Anyways, I'll do some testing tomorrow.

@ypercubeᵀᴹ 2014-07-25 11:39:39

@FakeName Will you need the last ORDER BY ORDER BY di.max_retreivalTime;? I can add a version with the PK.

@Fake Name 2014-07-25 11:40:20

Yeah, either way, I need to order by the time.

@Fake Name 2014-07-26 07:20:00

Ok, I'm doing some profiling now. My original solution is: Run Time: real 0.614 user 0.436000 sys 0.176000 (I turned on .timer. Your solution (the second one) is Run Time: real 0.159 user 0.132000 sys 0.024000.

@Fake Name 2014-07-26 07:20:23

I had to change the last line to ORDER BY d.retreivalTime ;, FWIW.

@Fake Name 2014-07-26 07:21:25

A 380% speedup isn't anything to sniff at!

@Fake Name 2014-07-26 07:23:41

By comparison, I tested the first version (which selects by (seriesName, retreivalTime)): Run Time: real 0.275 user 0.156000 sys 0.064000. Better, but not as good as the primary-key lookup.

@Fake Name 2014-07-26 07:37:52

HUZZ-FUCKING-ZAH! This change wound up cutting my page rendering time by ~70%! Awesome! And thanks!

@CL. 2014-07-25 11:02:36

An index can be used to optimize the GROUP BY, but if the ORDER BY uses different columns, the sorting cannot use an index (because an index would help only if the database would be able to read the rows from the table in the sort order).

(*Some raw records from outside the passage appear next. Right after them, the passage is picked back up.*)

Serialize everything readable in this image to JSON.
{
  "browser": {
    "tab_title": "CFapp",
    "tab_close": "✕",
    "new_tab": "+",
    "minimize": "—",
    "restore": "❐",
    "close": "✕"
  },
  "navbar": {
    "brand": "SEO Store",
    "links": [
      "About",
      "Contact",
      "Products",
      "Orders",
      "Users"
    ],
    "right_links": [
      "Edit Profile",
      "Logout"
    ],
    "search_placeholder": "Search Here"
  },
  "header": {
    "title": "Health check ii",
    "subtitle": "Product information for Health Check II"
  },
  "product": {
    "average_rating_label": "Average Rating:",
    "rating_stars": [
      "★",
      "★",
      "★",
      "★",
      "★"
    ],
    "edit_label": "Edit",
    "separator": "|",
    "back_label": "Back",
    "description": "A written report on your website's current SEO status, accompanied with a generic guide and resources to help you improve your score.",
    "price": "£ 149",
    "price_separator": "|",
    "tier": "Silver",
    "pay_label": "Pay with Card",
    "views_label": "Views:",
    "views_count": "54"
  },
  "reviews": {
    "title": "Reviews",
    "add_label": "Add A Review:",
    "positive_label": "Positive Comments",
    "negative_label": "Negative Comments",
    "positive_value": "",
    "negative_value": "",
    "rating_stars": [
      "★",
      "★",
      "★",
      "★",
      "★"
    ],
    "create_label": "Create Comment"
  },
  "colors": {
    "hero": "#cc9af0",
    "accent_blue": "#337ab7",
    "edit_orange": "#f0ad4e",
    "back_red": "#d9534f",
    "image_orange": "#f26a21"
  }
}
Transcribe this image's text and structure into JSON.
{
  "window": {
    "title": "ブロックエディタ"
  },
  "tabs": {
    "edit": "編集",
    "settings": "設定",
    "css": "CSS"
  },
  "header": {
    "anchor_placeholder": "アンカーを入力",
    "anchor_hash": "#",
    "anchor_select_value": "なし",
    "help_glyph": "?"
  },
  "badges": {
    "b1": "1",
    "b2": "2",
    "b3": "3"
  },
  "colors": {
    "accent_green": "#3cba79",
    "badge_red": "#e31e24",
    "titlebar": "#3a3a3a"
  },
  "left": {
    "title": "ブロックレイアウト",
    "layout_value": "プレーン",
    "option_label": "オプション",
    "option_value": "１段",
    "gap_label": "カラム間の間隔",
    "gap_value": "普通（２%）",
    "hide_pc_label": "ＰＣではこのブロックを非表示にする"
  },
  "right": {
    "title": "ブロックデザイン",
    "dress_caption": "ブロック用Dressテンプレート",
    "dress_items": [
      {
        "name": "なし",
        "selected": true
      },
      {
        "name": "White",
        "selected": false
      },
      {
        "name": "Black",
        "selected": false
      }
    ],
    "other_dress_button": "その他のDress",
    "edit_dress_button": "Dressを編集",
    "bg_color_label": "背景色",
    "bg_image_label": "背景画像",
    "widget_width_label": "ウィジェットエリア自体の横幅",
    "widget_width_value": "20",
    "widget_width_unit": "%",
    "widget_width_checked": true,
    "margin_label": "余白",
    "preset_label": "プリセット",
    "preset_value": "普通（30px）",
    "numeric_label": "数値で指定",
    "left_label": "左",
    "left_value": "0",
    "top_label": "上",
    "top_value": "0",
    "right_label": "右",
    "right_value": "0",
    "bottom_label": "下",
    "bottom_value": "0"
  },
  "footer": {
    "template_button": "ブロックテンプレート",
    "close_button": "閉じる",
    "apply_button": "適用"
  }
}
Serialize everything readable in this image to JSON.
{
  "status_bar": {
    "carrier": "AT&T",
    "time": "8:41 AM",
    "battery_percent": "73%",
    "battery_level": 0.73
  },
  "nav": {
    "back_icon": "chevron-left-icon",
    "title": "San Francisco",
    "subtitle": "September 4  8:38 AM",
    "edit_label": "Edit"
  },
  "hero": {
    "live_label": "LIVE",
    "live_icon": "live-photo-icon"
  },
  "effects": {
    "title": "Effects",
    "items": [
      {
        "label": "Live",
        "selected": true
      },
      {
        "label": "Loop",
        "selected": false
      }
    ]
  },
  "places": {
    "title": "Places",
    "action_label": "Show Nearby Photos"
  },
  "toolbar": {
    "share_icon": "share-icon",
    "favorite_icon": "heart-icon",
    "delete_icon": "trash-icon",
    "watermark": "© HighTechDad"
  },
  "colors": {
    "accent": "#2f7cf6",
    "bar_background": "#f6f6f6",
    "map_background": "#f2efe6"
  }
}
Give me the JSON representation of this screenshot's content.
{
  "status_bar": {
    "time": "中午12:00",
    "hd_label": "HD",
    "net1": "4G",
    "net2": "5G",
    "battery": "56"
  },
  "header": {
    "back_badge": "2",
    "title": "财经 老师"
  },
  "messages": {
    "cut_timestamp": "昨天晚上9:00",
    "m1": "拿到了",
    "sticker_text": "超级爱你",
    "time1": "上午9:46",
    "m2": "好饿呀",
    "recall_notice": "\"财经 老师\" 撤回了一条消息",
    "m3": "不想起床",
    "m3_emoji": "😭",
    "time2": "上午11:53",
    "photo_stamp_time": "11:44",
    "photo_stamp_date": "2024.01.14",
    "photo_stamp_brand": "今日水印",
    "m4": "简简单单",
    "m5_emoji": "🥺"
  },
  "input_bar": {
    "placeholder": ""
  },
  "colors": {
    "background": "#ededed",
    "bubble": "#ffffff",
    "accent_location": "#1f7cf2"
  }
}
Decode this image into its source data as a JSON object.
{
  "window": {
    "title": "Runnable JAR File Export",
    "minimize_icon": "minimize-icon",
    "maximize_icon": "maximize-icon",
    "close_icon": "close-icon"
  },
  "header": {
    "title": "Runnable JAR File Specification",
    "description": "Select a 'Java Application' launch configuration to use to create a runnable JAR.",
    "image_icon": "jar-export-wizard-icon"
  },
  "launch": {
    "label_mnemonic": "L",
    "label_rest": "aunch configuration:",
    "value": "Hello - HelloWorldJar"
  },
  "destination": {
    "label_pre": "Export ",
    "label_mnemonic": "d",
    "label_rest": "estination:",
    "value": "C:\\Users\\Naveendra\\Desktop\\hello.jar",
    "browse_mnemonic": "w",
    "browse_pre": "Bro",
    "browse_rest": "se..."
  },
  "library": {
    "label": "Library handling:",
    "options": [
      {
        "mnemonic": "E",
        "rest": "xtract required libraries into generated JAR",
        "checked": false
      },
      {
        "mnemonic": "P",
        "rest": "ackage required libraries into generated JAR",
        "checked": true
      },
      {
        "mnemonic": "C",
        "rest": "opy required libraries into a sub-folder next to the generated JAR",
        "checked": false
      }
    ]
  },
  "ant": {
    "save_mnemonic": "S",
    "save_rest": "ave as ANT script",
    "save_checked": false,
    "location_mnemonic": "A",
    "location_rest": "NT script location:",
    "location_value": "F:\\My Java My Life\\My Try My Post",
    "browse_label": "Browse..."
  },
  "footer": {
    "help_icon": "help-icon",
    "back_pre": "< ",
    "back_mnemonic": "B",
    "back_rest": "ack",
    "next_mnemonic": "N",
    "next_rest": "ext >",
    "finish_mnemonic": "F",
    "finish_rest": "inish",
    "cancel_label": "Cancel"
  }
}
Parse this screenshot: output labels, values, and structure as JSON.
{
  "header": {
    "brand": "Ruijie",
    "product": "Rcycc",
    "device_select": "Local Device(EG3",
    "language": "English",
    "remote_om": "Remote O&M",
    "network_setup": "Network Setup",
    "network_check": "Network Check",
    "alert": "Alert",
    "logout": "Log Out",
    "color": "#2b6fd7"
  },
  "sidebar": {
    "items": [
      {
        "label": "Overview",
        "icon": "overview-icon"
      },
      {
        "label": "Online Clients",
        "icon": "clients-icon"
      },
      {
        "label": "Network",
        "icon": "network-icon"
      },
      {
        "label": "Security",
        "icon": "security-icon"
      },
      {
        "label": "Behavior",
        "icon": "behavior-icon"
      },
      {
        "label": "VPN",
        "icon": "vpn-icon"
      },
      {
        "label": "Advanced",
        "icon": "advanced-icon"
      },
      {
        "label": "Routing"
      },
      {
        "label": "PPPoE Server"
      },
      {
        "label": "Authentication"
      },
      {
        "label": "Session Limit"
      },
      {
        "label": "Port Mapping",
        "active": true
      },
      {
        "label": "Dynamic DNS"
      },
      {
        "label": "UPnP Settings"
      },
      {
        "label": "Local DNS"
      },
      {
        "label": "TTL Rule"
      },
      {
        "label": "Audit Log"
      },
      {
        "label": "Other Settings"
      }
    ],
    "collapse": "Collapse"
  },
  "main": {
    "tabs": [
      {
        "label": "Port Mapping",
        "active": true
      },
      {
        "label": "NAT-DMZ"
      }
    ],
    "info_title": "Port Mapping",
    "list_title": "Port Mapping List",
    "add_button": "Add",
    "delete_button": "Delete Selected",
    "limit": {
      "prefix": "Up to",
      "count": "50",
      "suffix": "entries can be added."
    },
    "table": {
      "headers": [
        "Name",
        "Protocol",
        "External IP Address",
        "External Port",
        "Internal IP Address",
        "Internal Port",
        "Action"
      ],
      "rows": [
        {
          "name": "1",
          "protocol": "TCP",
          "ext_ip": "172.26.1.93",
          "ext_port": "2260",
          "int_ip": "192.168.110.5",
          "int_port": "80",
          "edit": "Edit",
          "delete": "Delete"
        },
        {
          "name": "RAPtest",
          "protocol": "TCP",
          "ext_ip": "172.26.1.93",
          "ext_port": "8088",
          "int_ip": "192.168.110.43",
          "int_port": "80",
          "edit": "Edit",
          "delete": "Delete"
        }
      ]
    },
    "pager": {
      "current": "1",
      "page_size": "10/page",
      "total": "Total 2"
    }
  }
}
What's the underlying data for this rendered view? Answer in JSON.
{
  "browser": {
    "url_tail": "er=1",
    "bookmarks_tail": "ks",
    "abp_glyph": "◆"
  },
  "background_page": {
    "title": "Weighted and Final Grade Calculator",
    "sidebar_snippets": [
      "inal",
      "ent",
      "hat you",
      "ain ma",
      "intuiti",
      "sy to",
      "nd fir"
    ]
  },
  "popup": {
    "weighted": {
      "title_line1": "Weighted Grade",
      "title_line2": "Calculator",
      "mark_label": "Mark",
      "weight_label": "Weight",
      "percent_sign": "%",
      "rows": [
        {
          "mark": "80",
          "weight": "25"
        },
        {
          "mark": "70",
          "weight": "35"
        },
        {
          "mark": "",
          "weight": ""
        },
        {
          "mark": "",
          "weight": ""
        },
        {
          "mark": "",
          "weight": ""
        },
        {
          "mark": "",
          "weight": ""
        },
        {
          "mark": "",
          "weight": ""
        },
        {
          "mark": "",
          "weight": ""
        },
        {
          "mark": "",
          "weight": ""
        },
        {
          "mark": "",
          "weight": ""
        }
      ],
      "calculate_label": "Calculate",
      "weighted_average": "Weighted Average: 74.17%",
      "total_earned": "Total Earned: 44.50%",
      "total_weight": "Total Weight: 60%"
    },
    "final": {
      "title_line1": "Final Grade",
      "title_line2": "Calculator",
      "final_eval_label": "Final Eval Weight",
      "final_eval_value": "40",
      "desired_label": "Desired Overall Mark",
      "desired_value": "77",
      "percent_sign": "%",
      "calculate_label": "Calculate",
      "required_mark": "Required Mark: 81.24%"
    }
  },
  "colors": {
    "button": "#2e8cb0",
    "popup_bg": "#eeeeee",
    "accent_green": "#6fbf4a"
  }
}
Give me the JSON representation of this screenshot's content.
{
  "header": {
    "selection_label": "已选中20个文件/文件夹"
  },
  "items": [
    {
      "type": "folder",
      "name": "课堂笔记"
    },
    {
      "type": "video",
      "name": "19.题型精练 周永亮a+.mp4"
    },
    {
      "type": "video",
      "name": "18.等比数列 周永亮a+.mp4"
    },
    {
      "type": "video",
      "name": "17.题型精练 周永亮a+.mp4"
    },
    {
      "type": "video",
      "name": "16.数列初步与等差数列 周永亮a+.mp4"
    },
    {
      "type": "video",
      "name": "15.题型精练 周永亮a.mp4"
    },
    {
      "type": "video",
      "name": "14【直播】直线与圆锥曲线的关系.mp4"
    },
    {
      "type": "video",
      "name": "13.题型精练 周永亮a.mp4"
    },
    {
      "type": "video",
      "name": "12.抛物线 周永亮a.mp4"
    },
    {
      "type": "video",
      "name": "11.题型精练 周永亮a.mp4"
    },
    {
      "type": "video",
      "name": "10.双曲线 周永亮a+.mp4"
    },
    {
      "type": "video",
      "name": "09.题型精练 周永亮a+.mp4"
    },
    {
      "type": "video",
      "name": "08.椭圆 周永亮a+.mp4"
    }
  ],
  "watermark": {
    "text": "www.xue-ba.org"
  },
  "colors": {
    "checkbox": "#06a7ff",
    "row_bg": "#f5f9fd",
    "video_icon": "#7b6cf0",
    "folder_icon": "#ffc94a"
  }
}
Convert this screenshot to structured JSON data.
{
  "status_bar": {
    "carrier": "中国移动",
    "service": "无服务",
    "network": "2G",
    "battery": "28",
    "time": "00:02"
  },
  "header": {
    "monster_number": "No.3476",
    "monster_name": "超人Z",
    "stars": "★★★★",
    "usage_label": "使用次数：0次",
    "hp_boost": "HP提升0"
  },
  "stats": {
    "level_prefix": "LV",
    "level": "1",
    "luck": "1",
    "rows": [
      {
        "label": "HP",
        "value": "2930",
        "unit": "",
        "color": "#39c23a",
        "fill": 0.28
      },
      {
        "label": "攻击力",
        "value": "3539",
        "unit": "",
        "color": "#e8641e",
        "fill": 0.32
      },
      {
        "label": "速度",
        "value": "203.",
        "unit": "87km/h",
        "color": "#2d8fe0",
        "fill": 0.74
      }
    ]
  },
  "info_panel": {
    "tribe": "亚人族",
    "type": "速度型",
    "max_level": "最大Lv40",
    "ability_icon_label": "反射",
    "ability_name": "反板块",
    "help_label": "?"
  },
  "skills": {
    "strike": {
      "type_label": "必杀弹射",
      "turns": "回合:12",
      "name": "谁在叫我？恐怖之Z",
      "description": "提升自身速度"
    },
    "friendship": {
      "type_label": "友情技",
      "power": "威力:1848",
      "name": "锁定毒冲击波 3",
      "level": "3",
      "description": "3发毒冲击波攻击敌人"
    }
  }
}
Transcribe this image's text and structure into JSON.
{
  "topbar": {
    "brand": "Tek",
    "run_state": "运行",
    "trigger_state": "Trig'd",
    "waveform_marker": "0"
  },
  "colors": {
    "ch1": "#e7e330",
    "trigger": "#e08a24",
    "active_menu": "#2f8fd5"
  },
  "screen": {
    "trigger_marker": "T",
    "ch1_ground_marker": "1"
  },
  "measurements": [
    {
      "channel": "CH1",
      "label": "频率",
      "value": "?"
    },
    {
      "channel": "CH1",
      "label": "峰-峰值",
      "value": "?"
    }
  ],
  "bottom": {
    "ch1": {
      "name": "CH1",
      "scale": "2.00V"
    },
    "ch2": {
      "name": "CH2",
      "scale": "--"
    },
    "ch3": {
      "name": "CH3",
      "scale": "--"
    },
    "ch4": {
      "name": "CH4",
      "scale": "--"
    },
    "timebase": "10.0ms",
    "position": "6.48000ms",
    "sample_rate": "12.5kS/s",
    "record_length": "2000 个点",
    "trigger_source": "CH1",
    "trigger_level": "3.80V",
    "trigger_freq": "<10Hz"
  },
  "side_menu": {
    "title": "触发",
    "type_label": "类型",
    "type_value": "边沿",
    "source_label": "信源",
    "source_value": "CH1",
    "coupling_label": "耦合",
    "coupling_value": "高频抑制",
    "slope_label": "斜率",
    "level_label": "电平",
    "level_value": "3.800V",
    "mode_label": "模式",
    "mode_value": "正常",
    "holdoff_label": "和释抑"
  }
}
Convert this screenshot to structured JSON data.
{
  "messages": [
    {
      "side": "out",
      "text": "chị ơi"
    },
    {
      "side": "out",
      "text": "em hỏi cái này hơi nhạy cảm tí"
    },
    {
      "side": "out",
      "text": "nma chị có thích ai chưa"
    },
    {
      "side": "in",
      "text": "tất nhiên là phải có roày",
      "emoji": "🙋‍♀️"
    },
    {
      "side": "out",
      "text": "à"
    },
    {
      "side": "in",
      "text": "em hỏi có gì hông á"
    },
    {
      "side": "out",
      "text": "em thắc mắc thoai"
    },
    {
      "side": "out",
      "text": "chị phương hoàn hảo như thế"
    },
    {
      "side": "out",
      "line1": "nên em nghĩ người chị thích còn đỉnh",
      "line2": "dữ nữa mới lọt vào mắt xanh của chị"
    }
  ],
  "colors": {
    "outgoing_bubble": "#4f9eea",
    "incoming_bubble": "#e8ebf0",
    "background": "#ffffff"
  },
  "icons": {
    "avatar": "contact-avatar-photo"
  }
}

A COLLATE NOCASE index does not help if you use a different collation in the query. Add a 'normal' index, or use GROUP BY seriesName COLLATE NOCASE, if that is allowed.

Using the OFFSET clause for pagination is not very efficient, because the database still has to group and sort all rows before it can begin stepping over them. Better use a scrolling cursor.

Note: there is no guarantee that the dbId and dlState values come from any specific row; SQLite allows non-aggregated columns in an aggregated query only for bug compatibility with MySQL.

@ypercubeᵀᴹ 2014-07-25 11:10:56

I like this phrase "bug compatibility". So, SQLite tries to be compatible with MySQL's bugs, nice!

@Fake Name 2014-07-26 07:27:07

The reason I'm using offset is because that way, my pagination can be completely stateless. I did some testing, and without any offset, my query time is ~0.158 seconds. With an offset of ~50000, it's ~0.163-0.167 seconds. Considering the complexity of reworking everything to provide persistent sessions to the clients, for the ~5 millisecond speedup, it's not worth it.

@CL. 2014-07-26 08:07:04

The current offset is state.

@Fake Name 2014-07-28 00:51:06

@CL. - I mean state on the server. Right now, the rendered page has links that include the offset value. There is no persistent state on the server.

@CL. 2014-07-28 07:07:06

With a scrolling cursor, the link would not have an offset value but the column value at which to continue.